そこで今回の研究では、これまでの超短光パルスが伝播する様子を可視化する技術を応用することにしたという。その結果、1.78ピコ秒という極めて短い時間間隔で、発生する2つの超短光パルス光の伝播をスローモーション動画として記録・観察することに成功したとする。
これまで、拡散板や平板構造の光学部品中を伝わる、ある瞬間の超短光パルスが記録された例は報告されていたものの、ピコ秒やそれ以下の極めて短い時間間隔で伝播する複数の超短光パルスや動く物体は、通常のカメラではそれぞれの動きを分解できず重さなって記録されてしまうため、記録・観察することは困難だったとする。

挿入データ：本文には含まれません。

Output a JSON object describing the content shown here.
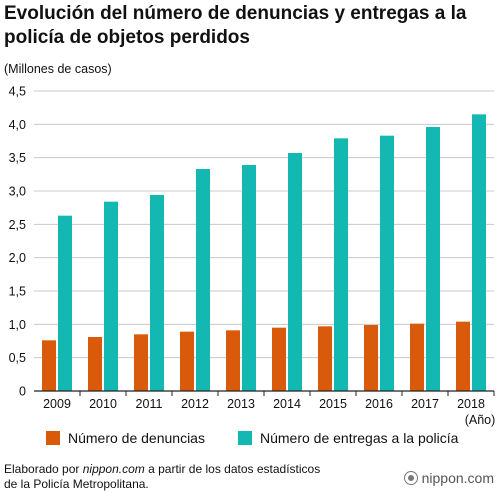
{
  "title": "Evolución del número de denuncias y entregas a la policía de objetos perdidos",
  "unit_label": "(Millones de casos)",
  "x_unit_label": "(Año)",
  "source": {
    "prefix": "Elaborado por ",
    "site": "nippon.com",
    "suffix": " a partir de los datos estadísticos",
    "line2": "de la Policía Metropolitana."
  },
  "logo": "nippon.com",
  "colors": {
    "denuncias": "#d95a0b",
    "entregas": "#14b8b2",
    "grid": "#c8c8c8",
    "axis": "#222222"
  },
  "chart_data": {
    "type": "bar",
    "categories": [
      "2009",
      "2010",
      "2011",
      "2012",
      "2013",
      "2014",
      "2015",
      "2016",
      "2017",
      "2018"
    ],
    "series": [
      {
        "name": "Número de denuncias",
        "values": [
          0.76,
          0.81,
          0.85,
          0.89,
          0.91,
          0.95,
          0.97,
          0.99,
          1.01,
          1.04
        ]
      },
      {
        "name": "Número de entregas a la policía",
        "values": [
          2.63,
          2.84,
          2.94,
          3.33,
          3.39,
          3.57,
          3.79,
          3.83,
          3.96,
          4.15
        ]
      }
    ],
    "yticks": [
      "0",
      "0,5",
      "1,0",
      "1,5",
      "2,0",
      "2,5",
      "3,0",
      "3,5",
      "4,0",
      "4,5"
    ],
    "ylim": [
      0,
      4.5
    ],
    "grid": true,
    "legend": "bottom"
  }
}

今回の研究で提案された技術では、極めて短い時間間隔で2つの超短光パルスを発生させる遅延光学系と呼ばれる光学システムが開発され、さらに2つの動画を空間的に分割して記録する手法も導入することで、極めて短い時間間隔で発生する、複数の超短光パルスの記録・観察が実現されたという。

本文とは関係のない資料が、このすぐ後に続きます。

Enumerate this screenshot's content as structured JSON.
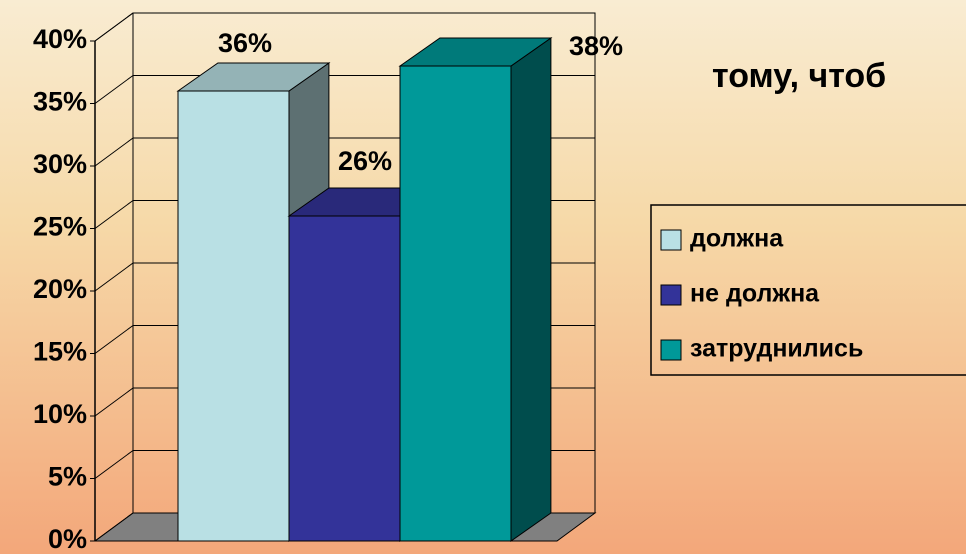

実証実験として、今回の研究では、1.78ピコ秒の時間間隔を与えた拡散板上を伝播する2つの超短光パルスの記録を実施。光が伝播する様子をわかりやすくするため、拡散板には解像力テストチャートのパターンを貼り付ける形で実施され、その結果、それぞれの超短光パルスが伝播する様子が重畳することなく、スローモーション動画として観察することに成功したという。

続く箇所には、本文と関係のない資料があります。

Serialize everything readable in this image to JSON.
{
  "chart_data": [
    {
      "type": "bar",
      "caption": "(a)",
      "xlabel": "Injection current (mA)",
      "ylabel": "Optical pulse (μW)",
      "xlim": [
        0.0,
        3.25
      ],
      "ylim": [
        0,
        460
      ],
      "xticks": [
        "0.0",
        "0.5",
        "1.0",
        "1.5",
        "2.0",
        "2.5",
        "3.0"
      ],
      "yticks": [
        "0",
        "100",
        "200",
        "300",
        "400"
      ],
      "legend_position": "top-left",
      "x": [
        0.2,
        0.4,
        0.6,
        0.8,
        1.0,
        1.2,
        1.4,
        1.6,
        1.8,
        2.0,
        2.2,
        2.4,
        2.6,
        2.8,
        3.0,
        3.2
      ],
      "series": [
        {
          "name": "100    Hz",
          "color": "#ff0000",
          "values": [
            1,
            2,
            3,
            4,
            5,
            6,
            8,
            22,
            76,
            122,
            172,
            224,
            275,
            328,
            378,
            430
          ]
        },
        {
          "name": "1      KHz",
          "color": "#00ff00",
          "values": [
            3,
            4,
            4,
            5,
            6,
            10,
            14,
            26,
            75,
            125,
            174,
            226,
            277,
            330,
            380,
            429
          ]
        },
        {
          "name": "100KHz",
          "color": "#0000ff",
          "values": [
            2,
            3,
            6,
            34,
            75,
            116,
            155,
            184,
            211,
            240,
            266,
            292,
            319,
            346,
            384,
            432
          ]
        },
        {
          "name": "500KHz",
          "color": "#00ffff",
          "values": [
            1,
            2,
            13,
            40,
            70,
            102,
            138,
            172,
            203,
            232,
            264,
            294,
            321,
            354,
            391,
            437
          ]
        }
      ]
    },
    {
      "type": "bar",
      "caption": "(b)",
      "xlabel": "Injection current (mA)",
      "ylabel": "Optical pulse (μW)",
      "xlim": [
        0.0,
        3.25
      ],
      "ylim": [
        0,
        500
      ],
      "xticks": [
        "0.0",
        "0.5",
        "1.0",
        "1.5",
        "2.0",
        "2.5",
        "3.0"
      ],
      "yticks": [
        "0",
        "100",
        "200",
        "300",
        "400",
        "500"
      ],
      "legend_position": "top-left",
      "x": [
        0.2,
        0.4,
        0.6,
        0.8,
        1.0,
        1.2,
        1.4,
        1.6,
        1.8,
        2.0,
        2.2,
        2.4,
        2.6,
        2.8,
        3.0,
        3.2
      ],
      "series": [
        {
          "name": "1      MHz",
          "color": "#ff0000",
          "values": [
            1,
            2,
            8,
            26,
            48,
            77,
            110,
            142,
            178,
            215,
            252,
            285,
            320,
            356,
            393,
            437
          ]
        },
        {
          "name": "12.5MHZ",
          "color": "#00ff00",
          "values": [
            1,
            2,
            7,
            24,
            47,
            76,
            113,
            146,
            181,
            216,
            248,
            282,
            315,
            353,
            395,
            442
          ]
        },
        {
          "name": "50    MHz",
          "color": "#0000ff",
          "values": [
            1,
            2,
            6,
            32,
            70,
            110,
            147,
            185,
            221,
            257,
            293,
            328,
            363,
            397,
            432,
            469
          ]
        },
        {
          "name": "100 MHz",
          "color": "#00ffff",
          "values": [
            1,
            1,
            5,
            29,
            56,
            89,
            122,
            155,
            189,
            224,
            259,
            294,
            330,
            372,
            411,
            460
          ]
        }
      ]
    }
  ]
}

ただし課題として、細胞の観察や材料加工に適用するには観察範囲が広すぎること、微弱光の検出が困難であることが挙げられるとしており、その理由として、顕微鏡光学系などの拡大観察が可能なシステムを導入していないことや、記録時に余分な光が発生していることを主な原因と研究チームでは挙げている。
なお、細胞の観察や材料加工で照射される超短光パルスの数はより多数であるため、今後は記録できる超短光パルスの数を増加させる、新たな光学系の開発も行う予定としている。